Provide a living wage, not stigmatisation
But no, this ‘initiative’, which will force people to work for little or nothing, is to take place here in Ireland and what is even more extraordinary is the fact that we are under the governance of a Cabinet in which members of a Labour Party hold a veto.
Members of that party might be interested to know from where this “initiative” comes. Its origins are the infamous “welfare” changes Ronald Reagan introduced that resulted in the unemployed being forced to pick litter, dressed in orange jump suits, the garb of the criminal in the US, until the courts put a stop to it.
It has again re-emerged in the Republican deep south of the US. Florida and South Carolina tried to introduce a “work-for-welfare” scheme last year only to be told it was against federal law.
Not to be deterred, Rep Senator Richard Burr, the same guy who supports ‘gun rights’ sought to change federal law to allow States require all unemployed persons to work 20 hours a week in return for basic benefits— sound familiar?

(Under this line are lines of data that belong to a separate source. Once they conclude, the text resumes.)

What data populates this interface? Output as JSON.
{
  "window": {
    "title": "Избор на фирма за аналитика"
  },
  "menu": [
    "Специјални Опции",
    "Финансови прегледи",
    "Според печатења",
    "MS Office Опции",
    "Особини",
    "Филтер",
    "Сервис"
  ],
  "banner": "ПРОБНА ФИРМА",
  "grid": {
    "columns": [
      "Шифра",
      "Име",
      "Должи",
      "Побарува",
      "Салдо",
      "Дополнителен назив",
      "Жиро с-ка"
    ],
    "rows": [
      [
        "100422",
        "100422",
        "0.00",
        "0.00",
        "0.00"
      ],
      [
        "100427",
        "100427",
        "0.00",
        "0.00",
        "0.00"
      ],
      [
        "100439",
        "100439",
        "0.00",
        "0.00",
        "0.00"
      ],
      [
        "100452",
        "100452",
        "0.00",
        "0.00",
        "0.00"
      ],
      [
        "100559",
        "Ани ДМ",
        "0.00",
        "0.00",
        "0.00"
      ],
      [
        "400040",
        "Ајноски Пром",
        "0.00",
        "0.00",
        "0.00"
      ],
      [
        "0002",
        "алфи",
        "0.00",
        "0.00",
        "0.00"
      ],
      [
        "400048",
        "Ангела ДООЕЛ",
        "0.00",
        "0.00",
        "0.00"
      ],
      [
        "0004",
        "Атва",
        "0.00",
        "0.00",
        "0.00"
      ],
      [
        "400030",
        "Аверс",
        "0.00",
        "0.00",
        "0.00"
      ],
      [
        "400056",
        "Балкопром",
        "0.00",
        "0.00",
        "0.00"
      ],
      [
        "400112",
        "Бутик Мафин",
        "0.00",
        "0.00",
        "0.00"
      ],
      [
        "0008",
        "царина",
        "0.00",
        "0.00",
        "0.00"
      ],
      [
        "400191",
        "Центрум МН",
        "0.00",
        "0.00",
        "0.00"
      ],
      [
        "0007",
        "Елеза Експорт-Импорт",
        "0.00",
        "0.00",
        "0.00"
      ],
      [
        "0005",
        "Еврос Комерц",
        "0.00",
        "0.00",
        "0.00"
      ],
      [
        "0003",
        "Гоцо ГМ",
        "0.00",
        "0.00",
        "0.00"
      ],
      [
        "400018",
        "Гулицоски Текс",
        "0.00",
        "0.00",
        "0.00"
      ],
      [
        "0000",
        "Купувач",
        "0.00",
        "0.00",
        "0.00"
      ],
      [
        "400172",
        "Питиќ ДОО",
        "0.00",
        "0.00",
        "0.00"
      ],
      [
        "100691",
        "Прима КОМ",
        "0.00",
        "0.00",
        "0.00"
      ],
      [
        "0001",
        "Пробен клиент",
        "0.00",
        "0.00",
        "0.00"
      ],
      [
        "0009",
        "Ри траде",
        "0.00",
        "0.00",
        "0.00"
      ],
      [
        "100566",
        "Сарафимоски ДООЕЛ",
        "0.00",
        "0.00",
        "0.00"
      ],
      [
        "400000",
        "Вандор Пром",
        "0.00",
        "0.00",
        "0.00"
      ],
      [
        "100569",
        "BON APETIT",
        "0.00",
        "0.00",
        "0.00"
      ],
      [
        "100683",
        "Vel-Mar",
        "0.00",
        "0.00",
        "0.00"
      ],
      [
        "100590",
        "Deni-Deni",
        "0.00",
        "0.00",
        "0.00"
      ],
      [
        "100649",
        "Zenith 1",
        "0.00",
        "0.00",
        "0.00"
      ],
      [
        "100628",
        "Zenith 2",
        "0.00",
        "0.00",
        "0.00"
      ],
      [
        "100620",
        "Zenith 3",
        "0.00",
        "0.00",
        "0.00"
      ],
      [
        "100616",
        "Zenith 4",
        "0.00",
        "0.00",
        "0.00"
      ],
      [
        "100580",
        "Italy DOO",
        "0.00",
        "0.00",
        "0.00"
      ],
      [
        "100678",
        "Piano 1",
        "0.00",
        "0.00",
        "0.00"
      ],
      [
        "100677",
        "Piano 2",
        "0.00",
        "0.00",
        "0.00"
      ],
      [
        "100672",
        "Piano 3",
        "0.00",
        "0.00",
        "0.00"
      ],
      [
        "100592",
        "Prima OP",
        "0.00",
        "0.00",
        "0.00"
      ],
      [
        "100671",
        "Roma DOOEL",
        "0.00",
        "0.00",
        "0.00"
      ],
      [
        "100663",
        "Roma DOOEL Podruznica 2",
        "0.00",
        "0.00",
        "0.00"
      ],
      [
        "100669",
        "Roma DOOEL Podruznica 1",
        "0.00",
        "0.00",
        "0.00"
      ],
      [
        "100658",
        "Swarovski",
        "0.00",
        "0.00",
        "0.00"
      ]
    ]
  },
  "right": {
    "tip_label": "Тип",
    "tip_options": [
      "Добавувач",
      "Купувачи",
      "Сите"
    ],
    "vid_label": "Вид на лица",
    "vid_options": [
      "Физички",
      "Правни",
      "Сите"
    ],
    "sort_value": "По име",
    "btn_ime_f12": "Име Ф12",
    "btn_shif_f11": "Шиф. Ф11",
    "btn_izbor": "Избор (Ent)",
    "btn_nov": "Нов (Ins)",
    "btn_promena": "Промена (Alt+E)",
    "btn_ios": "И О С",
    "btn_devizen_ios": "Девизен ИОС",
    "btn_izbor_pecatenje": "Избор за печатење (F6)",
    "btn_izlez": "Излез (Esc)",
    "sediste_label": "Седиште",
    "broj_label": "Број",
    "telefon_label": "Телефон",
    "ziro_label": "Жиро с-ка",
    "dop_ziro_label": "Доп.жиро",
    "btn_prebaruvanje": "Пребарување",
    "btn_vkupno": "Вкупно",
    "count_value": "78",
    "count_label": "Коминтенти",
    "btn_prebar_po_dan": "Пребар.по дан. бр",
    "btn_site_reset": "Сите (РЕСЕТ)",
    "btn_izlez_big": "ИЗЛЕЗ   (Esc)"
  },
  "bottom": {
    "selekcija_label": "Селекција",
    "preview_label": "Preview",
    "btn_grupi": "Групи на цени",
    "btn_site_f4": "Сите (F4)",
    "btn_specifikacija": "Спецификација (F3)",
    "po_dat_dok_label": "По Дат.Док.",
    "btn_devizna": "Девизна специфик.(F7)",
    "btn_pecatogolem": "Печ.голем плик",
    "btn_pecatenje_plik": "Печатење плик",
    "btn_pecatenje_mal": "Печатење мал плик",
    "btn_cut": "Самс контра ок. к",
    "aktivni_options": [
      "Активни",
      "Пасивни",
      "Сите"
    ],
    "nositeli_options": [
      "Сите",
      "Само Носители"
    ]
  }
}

We, of course, do not have to look to the US to find such virulent hostility — William Martin Murphy, for example, was no slouch when it came to thinking up ways to exploit the worker. He was confronted and resisted by the founder of the Labour Party, Jim Larkin.
Indeed it was the fact that Murphy organised business owners to deny workers basic conditions that most probably inspired Connolly and Larkin to consider establishing a political wing of the trade union movement.
And it now appears that the Labour Party they formed has become indistinguishable in outlook from their Fine Gael partners in power and the likes of Sen Burr and William Martin Murphy. What the unemployed need is work that returns a liveable wage, not exploitation, stigmatisation or any other form of abuse.